Delivering solutions successfully to clients depends on knowing exactly what clients need, says Alan Shields.
Private banks have endured a significant downturn in revenue during the economic crisis. But when it comes to the question of what to do about it and how to restore revenue growth, agreement is harder to find. After several years of accelerating growth, the economic crisis brought growth in private banking to a sharp stop for most. Assets under management fell precipitously during 2008-09. At the same time, operating costs increased, as clients demanded more advice and firms tried to counter poor portfolio performance with greater levels of service.
Research from many sectors shows that placing clients at the centre of the business model pays dividends. While some recent reports have shown that the most profitable wealth managers have the lowest ratios of clients per relationship manager across each wealth segment, this is only part of the story. It is clear that relationship managers need time and space to build relationships and to grow to understand their clients’ (and their clients’ families’) needs, and to identify the best and most profitable ways to serve these needs. But as is often the case, there is a balance to be struck between too little service and too much, which eats into profitability. Client segmentation can be a useful tool to manage both the level and type of service.
Traditionally, private banks have segmented their client bases according to assets under management. It is easy to manage and to see which client belongs in which segment, and it is intuitively simple to assign greater levels of service to the wealthier clients who provide more income. But where a large proportion of income comes from fees, it may not be an ideal indicator of revenue. If applied without subtlety, and without a view to potential assets, it can cause relationship managers (RMs) to under-service clients to whom it might be beneficial to give more time and service – perhaps those with high net worth who have only a proportion of their money with the bank; or those who may be moving quickly up the wealth scale, whether they be high earners, business owners about to sell up, or heirs about to inherit.
On the other hand, it can also lead to overservicing if RMs find themselves expected to provide the same levels of service they give to the leader of a wealthy family to other members of the family who may not have such significant assets under management (AUM). The financial crisis underlined the vulnerability of service models that fail to align client value with actual cost-to-serve in a detailed and sensitive way. Recent research shows that leading firms have begun to supplement the simplistic segmentation by AUM with more sophisticated models that use detailed knowledge about clients to provide a more carefully calibrated service model matching revenue to service. While AUM and potential AUM provide part of the picture, much can be learned from banks that have pioneered the use of other forms of segmentation.

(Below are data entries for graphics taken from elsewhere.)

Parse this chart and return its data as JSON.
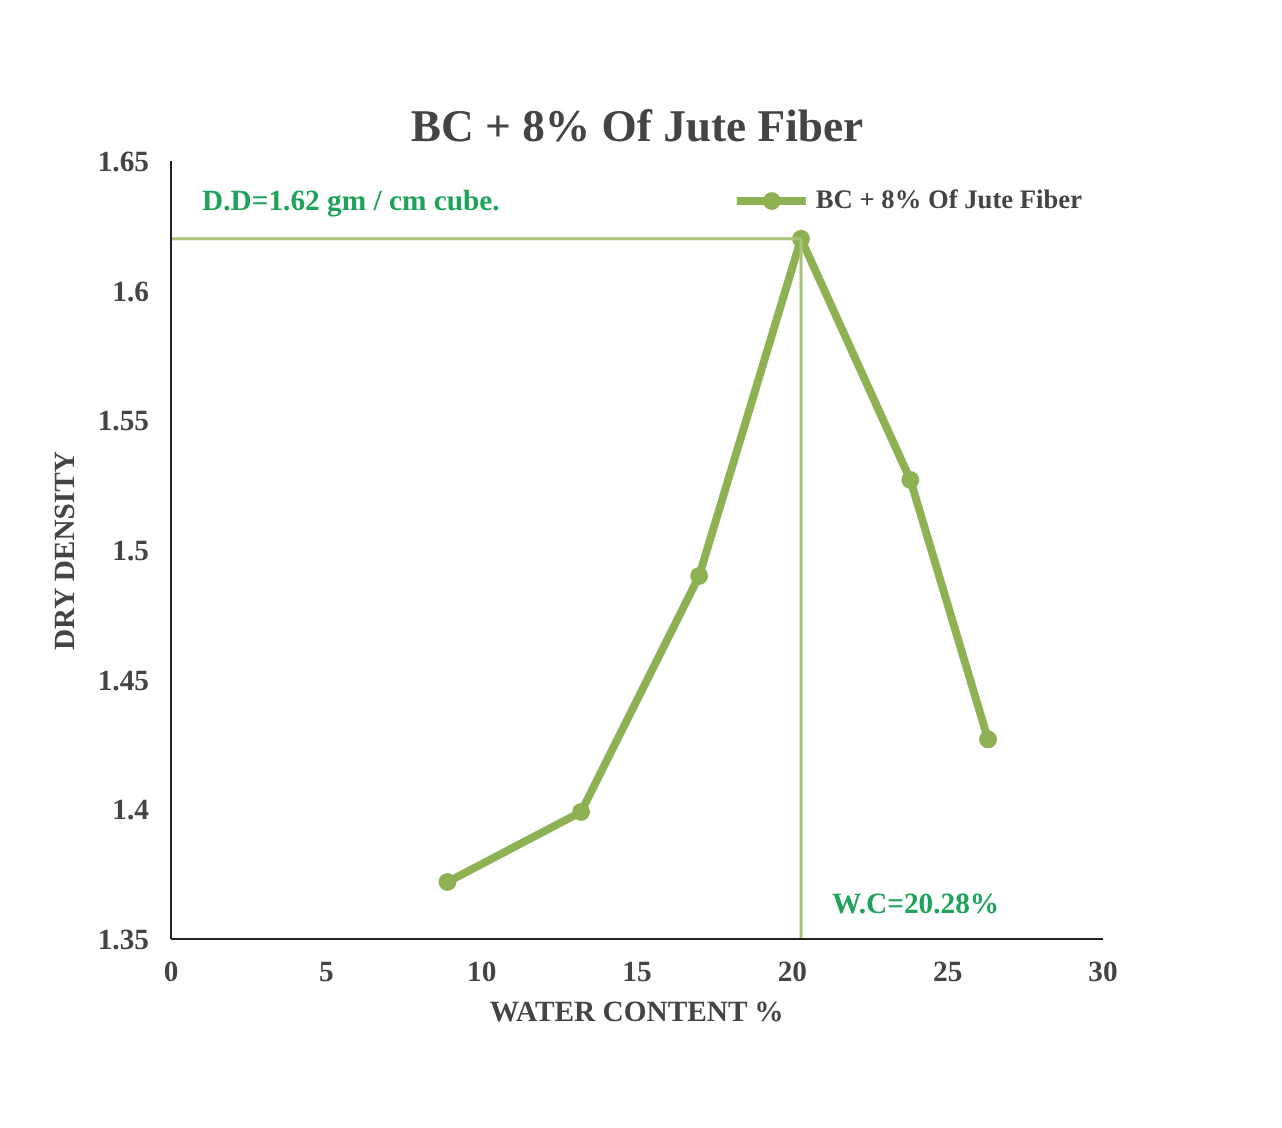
{
  "chart_data": {
    "type": "line",
    "title": "BC + 8% Of Jute Fiber",
    "xlabel": "WATER CONTENT %",
    "ylabel": "DRY DENSITY",
    "series": [
      {
        "name": "BC + 8% Of Jute Fiber",
        "color": "#8db153",
        "x": [
          8.9,
          13.2,
          17.0,
          20.28,
          23.8,
          26.3
        ],
        "values": [
          1.372,
          1.399,
          1.49,
          1.62,
          1.527,
          1.427
        ]
      }
    ],
    "xlim": [
      0,
      30
    ],
    "xticks": [
      0,
      5,
      10,
      15,
      20,
      25,
      30
    ],
    "ylim": [
      1.35,
      1.65
    ],
    "yticks": [
      1.35,
      1.4,
      1.45,
      1.5,
      1.55,
      1.6,
      1.65
    ],
    "ref_lines": [
      {
        "axis": "y",
        "value": 1.62,
        "label": "D.D=1.62 gm / cm cube.",
        "color": "#a9c47a"
      },
      {
        "axis": "x",
        "value": 20.28,
        "label": "W.C=20.28%",
        "color": "#a9c47a"
      }
    ],
    "grid": false,
    "legend": "top right",
    "marker": "circle",
    "line_style": "solid"
  }
}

It is becoming increasingly common to segment and serve on the basis of the source of wealth, assuming that those within each of the groups – such as entrepreneurs, business executives, financial professionals and inheritors – will have similar needs. While this approach makes obvious sense at certain times – for example, when organising meet-and-greets for client groups – it is by no means obvious that simply because two clients share a similar source of wealth they will also share other needs and attitudes. Another approach that’s becoming more popular is to segment and serve based on geographical origin; so we see increasing numbers of teams set up to serve, for example, wealthy Indians abroad, or indeed the internationallymobile wealthy of any nation. The value of this approach is that it allows private banks to team up their clients with RMs who speak their language – not only literally, but in the sense of a shared culture and shared values and attitudes to wealth.
The most sophisticated approach involves gathering information directly from clients and segmenting them according to what they reveal about themselves and their needs. Some of the questions that private banks can ask their clients in order to develop their segmentation models include:
- Confidence: How confident are you in your own financial knowledge and skills? And how much advice do you feel you need?
- Complexity of needs: How complex do you feel your financial situation and needs are?
- Value placed on expertise: What value do you place on expert financial advice and how willing are you to pay for it?
- Engagement: How interested are you in wealth? How often do you check on the performance of your investments and what sources of information do you use?
The answers to questions such as these – when cross-referenced with existing product holdings, value and cost-to-serve information – can help private banks to identify both how much to serve the client and in what ways the clients’ needs can most profitably be met, and provide relationship managers with the tools they need to do the job.